The Challenge
Today, I had planned to think about my Super Sekret Project while I went for my walk. Unfortunately, I didn’t think about the SSP. I did, however, come up with a challenge, mainly for myself. That challenge is to blog about all that I experience from my walks. This is the first of such posts. Because I felt the need to also write about my ordeal one year ago, I will get many of my original thoughts for this post wrong or misplace them.
First, let’s start with music. I relied upon Apple’s Genius feature and was pleasantly surprised with the on-the-fly generated playlist. The first song I chose was “Fast Car” by Tracy Chapman. The Genius machine followed that up with The Verve Pipe, then Alanis Morissette, Jewel, Matchbox 20 and on and on until “Lightning Crashes” by Live. Edgy, but not so like a knife and very rhythmic. I may not change things for my next outing.

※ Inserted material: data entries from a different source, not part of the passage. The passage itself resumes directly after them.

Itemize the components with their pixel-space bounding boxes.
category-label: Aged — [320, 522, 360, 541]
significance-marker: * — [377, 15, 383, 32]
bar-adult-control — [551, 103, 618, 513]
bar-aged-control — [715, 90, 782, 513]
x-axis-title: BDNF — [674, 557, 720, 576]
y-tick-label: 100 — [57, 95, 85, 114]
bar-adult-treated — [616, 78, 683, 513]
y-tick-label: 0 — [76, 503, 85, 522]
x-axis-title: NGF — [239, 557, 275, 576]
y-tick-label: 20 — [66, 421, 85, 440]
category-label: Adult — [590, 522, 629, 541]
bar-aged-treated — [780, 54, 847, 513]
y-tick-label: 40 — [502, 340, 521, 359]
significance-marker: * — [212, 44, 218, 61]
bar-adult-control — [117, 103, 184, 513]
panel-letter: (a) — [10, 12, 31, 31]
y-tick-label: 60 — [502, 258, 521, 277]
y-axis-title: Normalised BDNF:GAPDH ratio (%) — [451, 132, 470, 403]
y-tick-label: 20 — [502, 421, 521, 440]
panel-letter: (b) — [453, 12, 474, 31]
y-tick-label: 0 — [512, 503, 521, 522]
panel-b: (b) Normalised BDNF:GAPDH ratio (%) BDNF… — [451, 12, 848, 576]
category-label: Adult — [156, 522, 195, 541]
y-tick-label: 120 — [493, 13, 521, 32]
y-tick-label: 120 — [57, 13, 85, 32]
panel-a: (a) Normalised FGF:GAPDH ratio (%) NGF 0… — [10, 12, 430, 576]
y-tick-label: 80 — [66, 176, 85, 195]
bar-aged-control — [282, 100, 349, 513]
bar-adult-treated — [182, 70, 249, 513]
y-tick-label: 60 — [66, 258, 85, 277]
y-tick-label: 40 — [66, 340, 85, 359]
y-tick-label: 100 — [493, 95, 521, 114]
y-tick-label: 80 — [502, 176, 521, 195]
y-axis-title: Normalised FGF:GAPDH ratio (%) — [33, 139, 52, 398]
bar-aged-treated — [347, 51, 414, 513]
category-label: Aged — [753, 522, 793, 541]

As I walked, listening to the rad music and thinking not about my SSP but this post, I encountered a bit more people walking, or jogging, than I did last week. Another personal challenge I created was to say hi to all the ones I passed or passed me. On my side of the street, of course. I’m still too introverted to yell across the street. Plus, it would seem weird.
Creepy even.
Along the walk, I noticed broken glass, shards mostly, but a chunk in a curved shape, littering a portion of the sidewalk near the ramp lip (lacking of the actual term, I made this up). What paper left stuck to the bigger chunk was indecipherable but the glass shards clearly had once been a bottle. One that held an alcoholic liquid. I gave the shards a wide berth while contemplating what could possibly have caused the bottle’s fate. Was it used as a makeshift weapon, thrown at someone? Or perhaps, in a bit of self-realization, it knew its top would be popped off and its insides would be consumed. Rather than suffering that demise, it launched itself to the concrete ground. Better to splatter oneself than be sucked to death. Or, for lack of much evidence of liquid, it had already been consumed and in such depressed anguish, threw itself to end its torment and re-categorization of being obsolete.

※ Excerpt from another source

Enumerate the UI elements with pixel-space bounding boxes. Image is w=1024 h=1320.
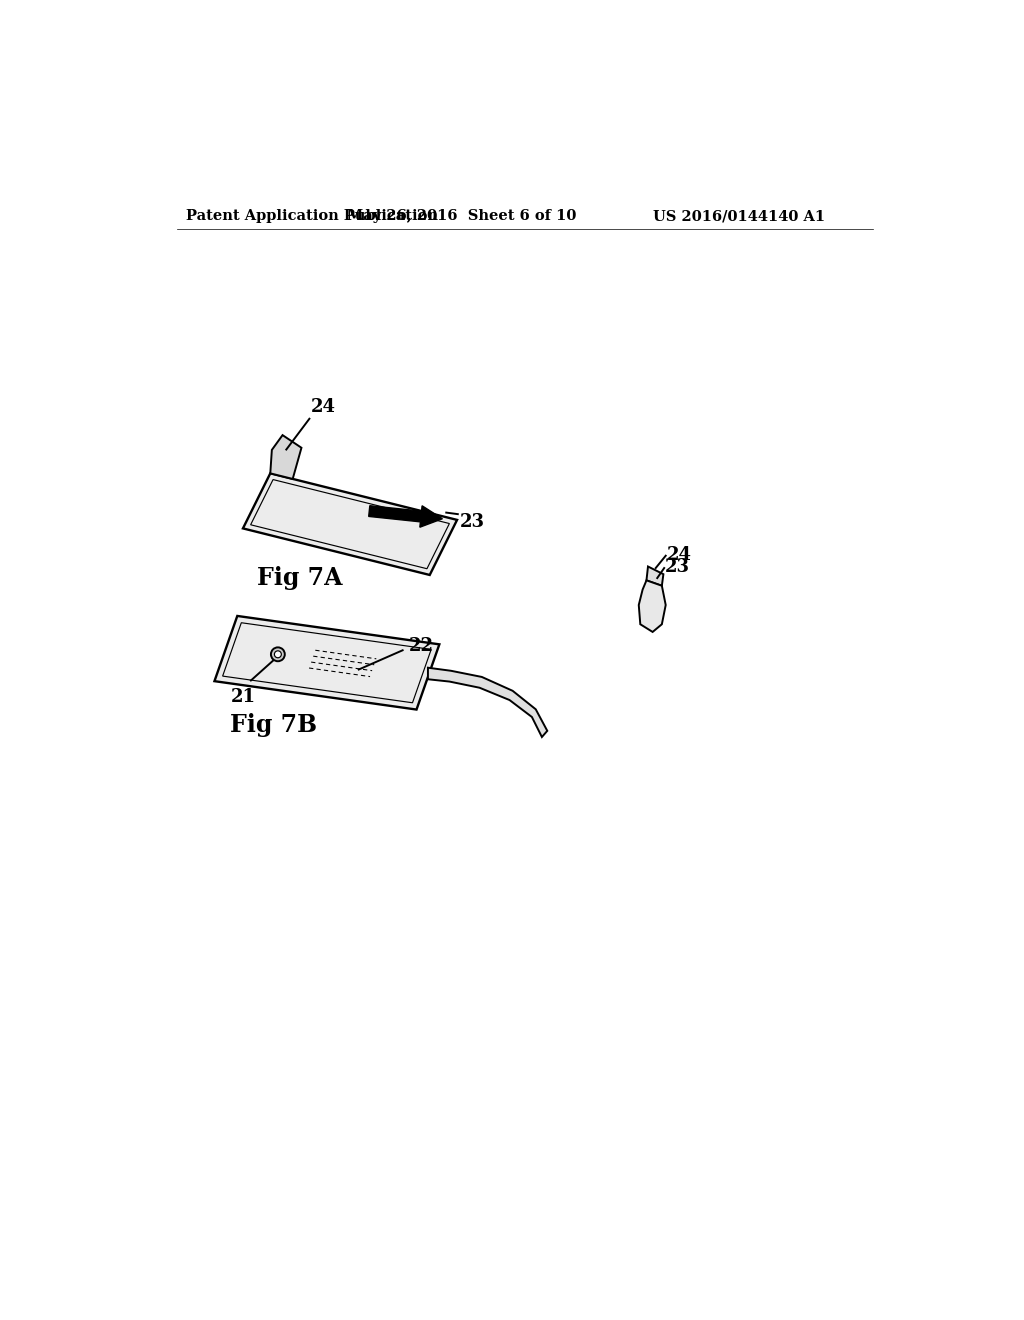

Well, after that bit of nonsense, I carried on. As I headed back home, I noticed the clouds, many had the rosy blush of the setting sun’s light glinting off of them. I played with the idea that it was the same color as my own cheeks as I worked up quite a sweat. Eventually, twilight sucked me in and my walk came to a close. 45 minutes for a total of three miles. It may not seem like much, but that’s how big things begin.